UN: Georgia violating human rights

 A UN human rights investigator has accused law enforcement officials in Georgia of continuing to torture detainees without fear of prosecution.

Georgia has increased the number of troops in Iraq to 850

Manfred Nowak, UN special rapporteur on torture and other cruel, inhuman or degrading treatment, also denounced “deplorable conditions” including severe overcrowding at pre-trial detention facilities in the former Soviet state.

“Torture and ill-treatment by law enforcement officials still exists in Georgia”, Nowak said in a statement issued after a week-long, fact-finding visit at the government’s invitation.

In the detention centres where the UN envoy interviewed inmates, he found an “apparent culture of impunity for perpetrators of torture”. Despite “a number of substantiated cases, in no instance have the perpetrators been brought to justice”, he added.

Government committed

An Austrian law professor, Nowak met senior officials including Western-leaning President Mikhail Saakashvili – brought to power in a bloodless revolution in November 2003 which toppled veteran leader Eduard Shevardnadze.

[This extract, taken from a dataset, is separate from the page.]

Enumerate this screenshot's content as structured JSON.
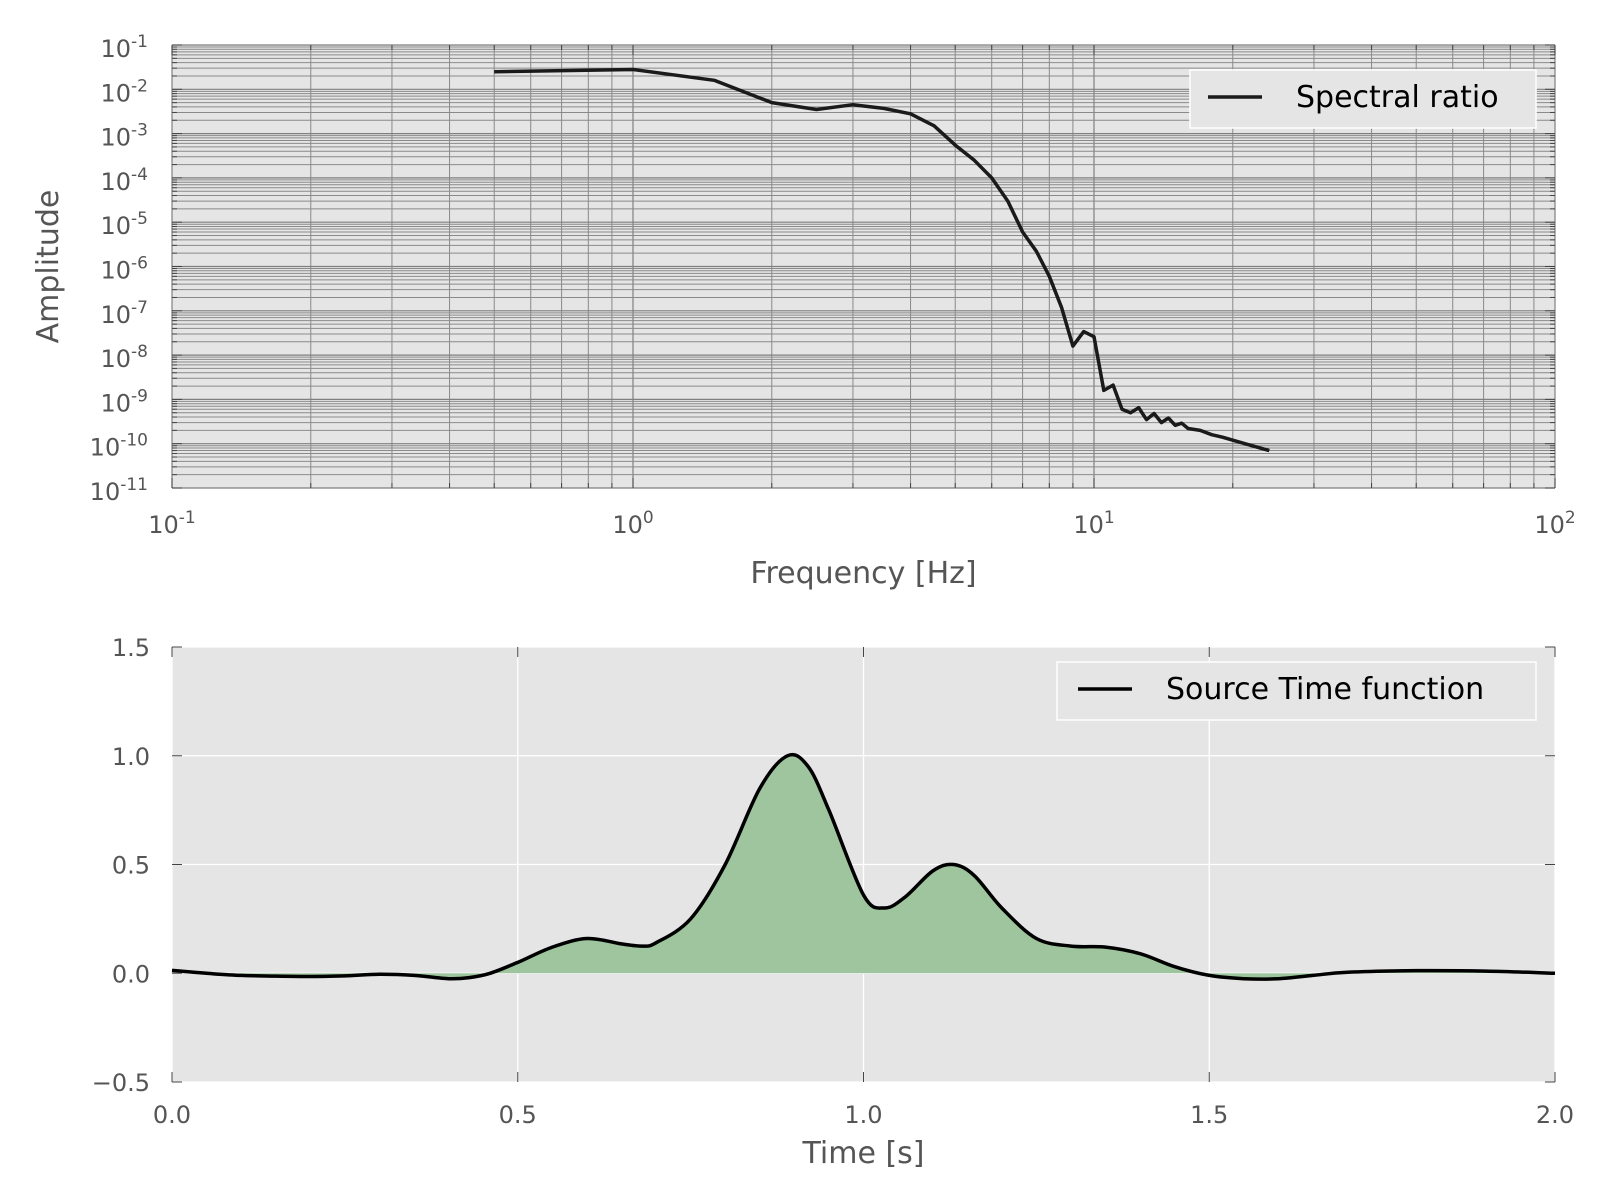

He received “clear commitments from the government” and said that authorities at all levels recognised the problems, according to the UN statement issued in Geneva.

Nowak, who also visited prison facilities in the Moscow-backed separatist regions of Abkhazia and South Ossetia, will make a full report to the UN Commission on Human Rights.

The 53-member state forum opens its annual six-week session in Geneva on 14 March.

Georgia sent extra troops to Iraq on Tuesday after requests from the United States and the United Nations, increasing its force there to 850 from 300 soldiers.